If you look at what we did for jextract [1], the approach we used was 
different: jextract is written entirely in Java, but has a dependency 
(via Foreign Function & Memory API) on libclang. When we build jextract, 
we create a jmod [2] for jextract, with the native library for libclang 
in the right place. We then create a JDK image which contains 
jdk.compiler, java.base and the newly created jextract module. The 
resulting JDK will have the libraries in the right place. This means 
that we can provide a launcher simply by calling jextract's entry point 
using the custom JDK image. You can run jextract and run all jextract 
tests against this custom image, which then requires zero extra custom 
arguments passed on the command line (because the native libraries are 
added in the right place already).

An approach such as this seems more promising than doing heroics with 
jarfiles, at least for applications, and one that could be more amenable 
to things like code signing (in jextract we don't do this, but I don't 
see why that could not be added).

Maurizio

[1] - https://jdk.java.net/jextract/
[2] - https://github.com/openjdk/jextract/blob/master/build.gradle

>
> The good news is that all this would be very cheap to improve.

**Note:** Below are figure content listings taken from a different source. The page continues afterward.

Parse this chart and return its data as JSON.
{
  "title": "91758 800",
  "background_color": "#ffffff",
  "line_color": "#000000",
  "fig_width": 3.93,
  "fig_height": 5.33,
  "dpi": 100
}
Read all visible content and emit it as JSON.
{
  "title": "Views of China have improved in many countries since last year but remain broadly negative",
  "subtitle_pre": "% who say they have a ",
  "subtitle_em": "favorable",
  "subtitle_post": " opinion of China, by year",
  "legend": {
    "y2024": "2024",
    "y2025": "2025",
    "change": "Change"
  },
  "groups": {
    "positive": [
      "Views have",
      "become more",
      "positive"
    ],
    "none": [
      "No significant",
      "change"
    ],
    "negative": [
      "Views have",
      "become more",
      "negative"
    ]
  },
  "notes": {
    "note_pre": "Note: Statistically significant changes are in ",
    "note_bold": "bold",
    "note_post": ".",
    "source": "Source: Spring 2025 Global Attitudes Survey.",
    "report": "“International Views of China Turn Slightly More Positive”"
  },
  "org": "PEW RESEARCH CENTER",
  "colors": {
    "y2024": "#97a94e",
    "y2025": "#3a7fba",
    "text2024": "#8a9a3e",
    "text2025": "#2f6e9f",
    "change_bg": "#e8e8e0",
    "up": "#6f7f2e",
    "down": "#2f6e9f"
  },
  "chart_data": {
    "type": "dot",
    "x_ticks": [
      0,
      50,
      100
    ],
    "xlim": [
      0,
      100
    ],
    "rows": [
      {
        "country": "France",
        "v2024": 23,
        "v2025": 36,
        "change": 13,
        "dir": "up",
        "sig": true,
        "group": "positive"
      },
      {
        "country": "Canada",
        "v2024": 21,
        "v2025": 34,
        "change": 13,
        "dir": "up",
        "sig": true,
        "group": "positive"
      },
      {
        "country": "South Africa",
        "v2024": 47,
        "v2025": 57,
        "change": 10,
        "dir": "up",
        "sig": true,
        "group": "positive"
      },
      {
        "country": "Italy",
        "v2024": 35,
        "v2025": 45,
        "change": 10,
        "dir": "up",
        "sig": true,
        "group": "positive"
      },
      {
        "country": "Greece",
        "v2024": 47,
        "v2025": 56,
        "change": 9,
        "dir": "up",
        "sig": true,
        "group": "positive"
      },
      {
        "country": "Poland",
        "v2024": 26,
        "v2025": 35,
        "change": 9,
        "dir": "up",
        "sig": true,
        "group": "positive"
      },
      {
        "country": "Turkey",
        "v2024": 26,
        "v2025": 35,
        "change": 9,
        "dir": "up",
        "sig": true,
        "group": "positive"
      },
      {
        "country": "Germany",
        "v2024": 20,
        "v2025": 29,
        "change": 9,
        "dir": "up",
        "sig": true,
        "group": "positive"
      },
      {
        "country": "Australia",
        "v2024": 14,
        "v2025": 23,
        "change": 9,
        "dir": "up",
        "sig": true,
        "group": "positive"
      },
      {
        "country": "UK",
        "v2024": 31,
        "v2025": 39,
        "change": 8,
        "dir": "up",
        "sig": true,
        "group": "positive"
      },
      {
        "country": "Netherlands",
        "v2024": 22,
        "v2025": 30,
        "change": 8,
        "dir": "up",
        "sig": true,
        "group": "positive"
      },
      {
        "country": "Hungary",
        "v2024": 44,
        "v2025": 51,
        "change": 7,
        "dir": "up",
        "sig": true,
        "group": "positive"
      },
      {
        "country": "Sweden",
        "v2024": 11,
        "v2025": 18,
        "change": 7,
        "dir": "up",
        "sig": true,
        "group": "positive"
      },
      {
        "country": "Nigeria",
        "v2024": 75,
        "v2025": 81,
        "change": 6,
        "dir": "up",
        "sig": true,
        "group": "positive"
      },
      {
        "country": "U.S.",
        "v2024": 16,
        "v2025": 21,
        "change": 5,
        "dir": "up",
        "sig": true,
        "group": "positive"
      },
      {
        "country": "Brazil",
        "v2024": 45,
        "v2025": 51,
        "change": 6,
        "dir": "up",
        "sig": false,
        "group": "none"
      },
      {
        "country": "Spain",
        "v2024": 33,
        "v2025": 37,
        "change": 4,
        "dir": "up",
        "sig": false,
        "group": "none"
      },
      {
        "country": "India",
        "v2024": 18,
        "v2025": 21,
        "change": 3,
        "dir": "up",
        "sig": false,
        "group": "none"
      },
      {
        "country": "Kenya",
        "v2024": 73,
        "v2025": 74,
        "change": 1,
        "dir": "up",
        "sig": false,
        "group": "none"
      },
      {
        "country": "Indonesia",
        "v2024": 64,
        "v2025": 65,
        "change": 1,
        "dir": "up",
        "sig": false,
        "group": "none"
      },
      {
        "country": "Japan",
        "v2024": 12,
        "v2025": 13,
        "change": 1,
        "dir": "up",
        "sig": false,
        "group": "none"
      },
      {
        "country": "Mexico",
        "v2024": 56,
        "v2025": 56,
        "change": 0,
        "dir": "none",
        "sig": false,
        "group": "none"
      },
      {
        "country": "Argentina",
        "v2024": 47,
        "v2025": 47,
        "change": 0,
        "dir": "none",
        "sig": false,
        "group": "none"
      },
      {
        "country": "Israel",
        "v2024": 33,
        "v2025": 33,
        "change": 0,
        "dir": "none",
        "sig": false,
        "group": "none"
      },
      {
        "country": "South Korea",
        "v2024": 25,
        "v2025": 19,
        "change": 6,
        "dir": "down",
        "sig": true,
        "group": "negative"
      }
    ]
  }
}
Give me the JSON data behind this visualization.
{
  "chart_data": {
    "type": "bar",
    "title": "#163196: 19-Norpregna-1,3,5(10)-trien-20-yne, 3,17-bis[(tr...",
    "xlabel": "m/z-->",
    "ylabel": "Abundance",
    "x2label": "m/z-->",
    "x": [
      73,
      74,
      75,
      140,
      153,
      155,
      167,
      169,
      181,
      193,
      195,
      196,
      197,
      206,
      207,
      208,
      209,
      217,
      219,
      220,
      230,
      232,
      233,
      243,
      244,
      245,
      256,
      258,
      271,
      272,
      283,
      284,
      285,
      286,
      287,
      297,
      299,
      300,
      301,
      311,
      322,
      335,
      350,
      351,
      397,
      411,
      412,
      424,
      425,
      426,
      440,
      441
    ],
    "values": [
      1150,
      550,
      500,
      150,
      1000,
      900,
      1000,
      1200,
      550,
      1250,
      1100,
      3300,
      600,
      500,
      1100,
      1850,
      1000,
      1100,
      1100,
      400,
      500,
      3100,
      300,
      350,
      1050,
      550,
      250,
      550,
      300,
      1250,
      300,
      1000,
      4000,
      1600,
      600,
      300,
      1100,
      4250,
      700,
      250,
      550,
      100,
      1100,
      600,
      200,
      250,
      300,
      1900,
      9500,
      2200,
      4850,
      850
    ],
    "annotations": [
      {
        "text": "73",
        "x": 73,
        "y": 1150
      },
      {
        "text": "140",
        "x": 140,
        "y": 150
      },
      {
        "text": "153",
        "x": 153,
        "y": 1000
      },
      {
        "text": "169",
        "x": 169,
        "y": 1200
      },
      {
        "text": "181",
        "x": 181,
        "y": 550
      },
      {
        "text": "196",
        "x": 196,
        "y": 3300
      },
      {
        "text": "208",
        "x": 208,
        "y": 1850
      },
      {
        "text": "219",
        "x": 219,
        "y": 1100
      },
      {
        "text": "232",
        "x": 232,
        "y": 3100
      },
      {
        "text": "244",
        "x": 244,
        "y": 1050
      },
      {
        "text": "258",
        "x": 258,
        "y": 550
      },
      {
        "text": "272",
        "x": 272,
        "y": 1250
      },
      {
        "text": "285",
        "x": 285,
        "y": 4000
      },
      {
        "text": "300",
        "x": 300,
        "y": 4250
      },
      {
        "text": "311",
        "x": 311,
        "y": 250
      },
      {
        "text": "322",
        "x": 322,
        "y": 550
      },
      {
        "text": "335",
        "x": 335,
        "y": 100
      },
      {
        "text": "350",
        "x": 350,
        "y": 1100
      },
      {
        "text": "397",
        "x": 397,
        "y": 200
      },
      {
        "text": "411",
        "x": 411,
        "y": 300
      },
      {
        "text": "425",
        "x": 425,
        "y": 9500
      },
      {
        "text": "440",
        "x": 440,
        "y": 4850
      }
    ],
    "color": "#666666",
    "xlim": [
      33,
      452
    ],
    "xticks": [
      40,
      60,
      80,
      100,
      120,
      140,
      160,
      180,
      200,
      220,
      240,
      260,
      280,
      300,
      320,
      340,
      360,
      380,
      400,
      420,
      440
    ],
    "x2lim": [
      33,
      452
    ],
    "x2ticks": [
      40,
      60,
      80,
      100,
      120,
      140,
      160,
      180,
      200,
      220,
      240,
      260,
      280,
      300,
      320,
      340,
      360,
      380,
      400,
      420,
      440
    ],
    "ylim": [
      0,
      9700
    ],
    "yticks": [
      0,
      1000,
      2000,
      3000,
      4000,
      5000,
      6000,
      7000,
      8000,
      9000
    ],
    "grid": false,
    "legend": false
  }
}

All 
> that's needed is:
>
>   * A defined layout for JARs (or JMODs) that standardizes where to
>     place native libraries given an OS and CPU architecture.
>
>   * Tooling that extracts native code to a user-specified directory
>     that's then appended to the java.library.path at runtime (e.g. a
>     flag to the java launcher?), so that once build systems learn to
>     pass this flag or do the extraction themselves library authors can
>     just deprecate and eventually remove all their custom loader code
>     (which is large, complex, copy/pasted between projects and
>     inconsistent).
>
>   * Support for that mechanism in jlink.